Fires and Rain and the Rise

Heavy rainfall on charred areas is frequently hard to predict, but it can have destructive effects. In 2018, debris flows in Montecito, California, caused by short but intense rainfall across an area that had burned just a month before resulted in 23 fatalities and caused extensive property damage.

Heavy rain in Glenwood Canyon in Colorado last year caused a huge mudslide in a recently scorched area, leaving over 100 people stranded and closing a section of I-70 in the canyon for weeks.

After a fire, the danger of debris flows continues for 3-5 years, and the hazard of flash floods for 5-8 years because of the time it takes for soil cover and fine roots to recuperate and for the foliage to re-grow.

To analyze the frequency of extreme rainfall events after extreme wildfires in a warming environment, Touma and her co-authors relied on a group of simulations by a number of climate and weather models, such as the NCAR-based Community Earth System Model, a robust computer model that allowed them to estimate probable variations in climate in the western United States.

The outcomes showed that, by the turn of the century, there will be two-fold or more weather conditions that lead to the danger of extreme wildfires across most of the West, with some areas undergoing significantly elevated extreme wildfire hazards within the following few decades. Furthermore, the climate models demonstrated a marked increase in extreme rainfall events.

The scientists then examined the number of cases wherein extreme rainfall is probable to fall on the same region that recently underwent an extreme wildfire. They learned that over half of extreme wildfire events will be trailed within a year by an extreme rainfall event throughout most of the West, and almost all extreme wildfires in the Pacific Northwest will be trailed by extreme rainfall within 5 years.

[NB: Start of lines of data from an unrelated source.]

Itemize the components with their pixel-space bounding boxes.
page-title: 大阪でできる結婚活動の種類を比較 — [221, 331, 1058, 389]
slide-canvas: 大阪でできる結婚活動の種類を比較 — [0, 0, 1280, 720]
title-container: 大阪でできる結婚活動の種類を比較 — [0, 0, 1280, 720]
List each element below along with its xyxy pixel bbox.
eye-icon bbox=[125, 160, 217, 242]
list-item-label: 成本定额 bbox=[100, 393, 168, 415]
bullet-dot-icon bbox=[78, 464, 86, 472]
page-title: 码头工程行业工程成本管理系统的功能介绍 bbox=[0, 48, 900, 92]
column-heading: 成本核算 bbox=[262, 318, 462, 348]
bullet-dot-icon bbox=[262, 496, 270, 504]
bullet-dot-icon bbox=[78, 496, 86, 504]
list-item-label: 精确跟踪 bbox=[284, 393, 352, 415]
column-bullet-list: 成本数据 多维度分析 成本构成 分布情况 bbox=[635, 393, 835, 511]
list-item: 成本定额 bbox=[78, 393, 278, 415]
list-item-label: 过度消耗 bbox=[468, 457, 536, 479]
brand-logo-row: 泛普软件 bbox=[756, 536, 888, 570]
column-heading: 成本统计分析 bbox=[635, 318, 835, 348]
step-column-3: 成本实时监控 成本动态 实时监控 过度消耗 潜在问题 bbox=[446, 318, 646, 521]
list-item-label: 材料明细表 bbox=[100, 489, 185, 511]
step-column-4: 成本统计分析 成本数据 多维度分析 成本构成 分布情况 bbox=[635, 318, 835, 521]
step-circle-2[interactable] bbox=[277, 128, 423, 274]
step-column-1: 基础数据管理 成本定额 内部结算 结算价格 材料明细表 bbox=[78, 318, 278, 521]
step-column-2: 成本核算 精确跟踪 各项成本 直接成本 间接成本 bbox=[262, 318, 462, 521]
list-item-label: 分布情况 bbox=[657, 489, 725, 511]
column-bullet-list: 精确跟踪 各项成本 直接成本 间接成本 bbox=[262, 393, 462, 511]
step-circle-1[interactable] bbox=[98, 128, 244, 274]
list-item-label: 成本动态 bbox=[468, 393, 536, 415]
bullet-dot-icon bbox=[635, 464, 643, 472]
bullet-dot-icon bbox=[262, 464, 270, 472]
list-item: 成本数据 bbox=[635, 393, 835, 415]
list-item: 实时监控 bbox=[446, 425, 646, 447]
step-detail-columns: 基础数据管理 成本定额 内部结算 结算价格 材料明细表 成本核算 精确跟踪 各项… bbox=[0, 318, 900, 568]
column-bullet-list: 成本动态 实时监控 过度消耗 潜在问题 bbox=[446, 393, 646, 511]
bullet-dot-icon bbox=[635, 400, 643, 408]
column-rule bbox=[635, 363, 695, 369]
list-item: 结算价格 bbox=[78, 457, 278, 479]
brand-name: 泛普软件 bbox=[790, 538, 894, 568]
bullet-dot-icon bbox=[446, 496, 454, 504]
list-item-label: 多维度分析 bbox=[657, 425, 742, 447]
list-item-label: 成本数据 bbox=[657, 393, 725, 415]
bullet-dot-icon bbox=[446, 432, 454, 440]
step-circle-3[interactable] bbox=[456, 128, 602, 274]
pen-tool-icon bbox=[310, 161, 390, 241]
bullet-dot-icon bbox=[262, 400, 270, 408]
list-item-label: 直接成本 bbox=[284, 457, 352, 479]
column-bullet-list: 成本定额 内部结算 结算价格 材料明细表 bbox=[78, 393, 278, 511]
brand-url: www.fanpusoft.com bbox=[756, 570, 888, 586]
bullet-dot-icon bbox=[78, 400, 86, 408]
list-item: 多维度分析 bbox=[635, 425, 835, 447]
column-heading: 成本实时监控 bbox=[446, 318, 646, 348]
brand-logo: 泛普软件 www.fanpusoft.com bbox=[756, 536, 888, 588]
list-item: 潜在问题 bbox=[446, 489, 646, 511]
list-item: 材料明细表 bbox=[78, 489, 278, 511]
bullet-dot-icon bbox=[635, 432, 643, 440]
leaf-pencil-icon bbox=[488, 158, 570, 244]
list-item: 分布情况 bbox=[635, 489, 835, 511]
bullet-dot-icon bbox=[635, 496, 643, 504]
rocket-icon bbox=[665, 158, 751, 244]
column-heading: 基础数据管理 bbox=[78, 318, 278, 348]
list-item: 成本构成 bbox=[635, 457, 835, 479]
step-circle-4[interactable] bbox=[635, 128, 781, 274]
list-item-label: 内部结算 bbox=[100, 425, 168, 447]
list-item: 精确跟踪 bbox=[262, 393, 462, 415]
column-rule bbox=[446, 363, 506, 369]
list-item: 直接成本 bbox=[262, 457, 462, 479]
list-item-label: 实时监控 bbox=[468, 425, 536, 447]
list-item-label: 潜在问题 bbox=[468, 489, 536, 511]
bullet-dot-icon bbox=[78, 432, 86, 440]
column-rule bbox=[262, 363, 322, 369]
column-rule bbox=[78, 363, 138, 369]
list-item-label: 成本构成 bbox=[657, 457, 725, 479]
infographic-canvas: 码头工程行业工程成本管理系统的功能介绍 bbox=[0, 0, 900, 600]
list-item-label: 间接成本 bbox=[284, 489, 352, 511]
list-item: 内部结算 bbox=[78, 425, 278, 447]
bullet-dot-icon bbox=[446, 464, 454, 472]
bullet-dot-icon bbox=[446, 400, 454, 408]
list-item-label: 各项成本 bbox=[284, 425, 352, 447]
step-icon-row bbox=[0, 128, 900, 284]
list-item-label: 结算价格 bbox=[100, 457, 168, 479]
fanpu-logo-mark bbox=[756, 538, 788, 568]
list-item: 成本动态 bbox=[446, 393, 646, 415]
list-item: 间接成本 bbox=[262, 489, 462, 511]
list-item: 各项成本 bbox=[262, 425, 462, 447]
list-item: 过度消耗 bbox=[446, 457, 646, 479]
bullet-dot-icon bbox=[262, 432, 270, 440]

Once every 3 years, flooding rains in western Colorado or much of the Pacific Northwest may be anticipated to inundate areas merely three months after extreme wildfires — a situation that was fundamentally unheard of in the last few decades.

Part of the cause for the convergence of extreme fire and rainfall is due to how climate change is modifying the seasonality of these events. For example, the researchers discovered more extreme rain happening in the early fall in Colorado and the Pacific Northwest, near the peak fire season (May-September).

The gap between fire and rainfall season is becoming shorter. One season of disasters is running into another.

Danielle Touma, Study Lead Author, Bren School of Environmental Science and Management, University of California, Santa Barbara

Journal Reference:

Touma, D., et al. (2022) Climate change increases risk of extreme rainfall following wildfire in the western United States. Science Advances.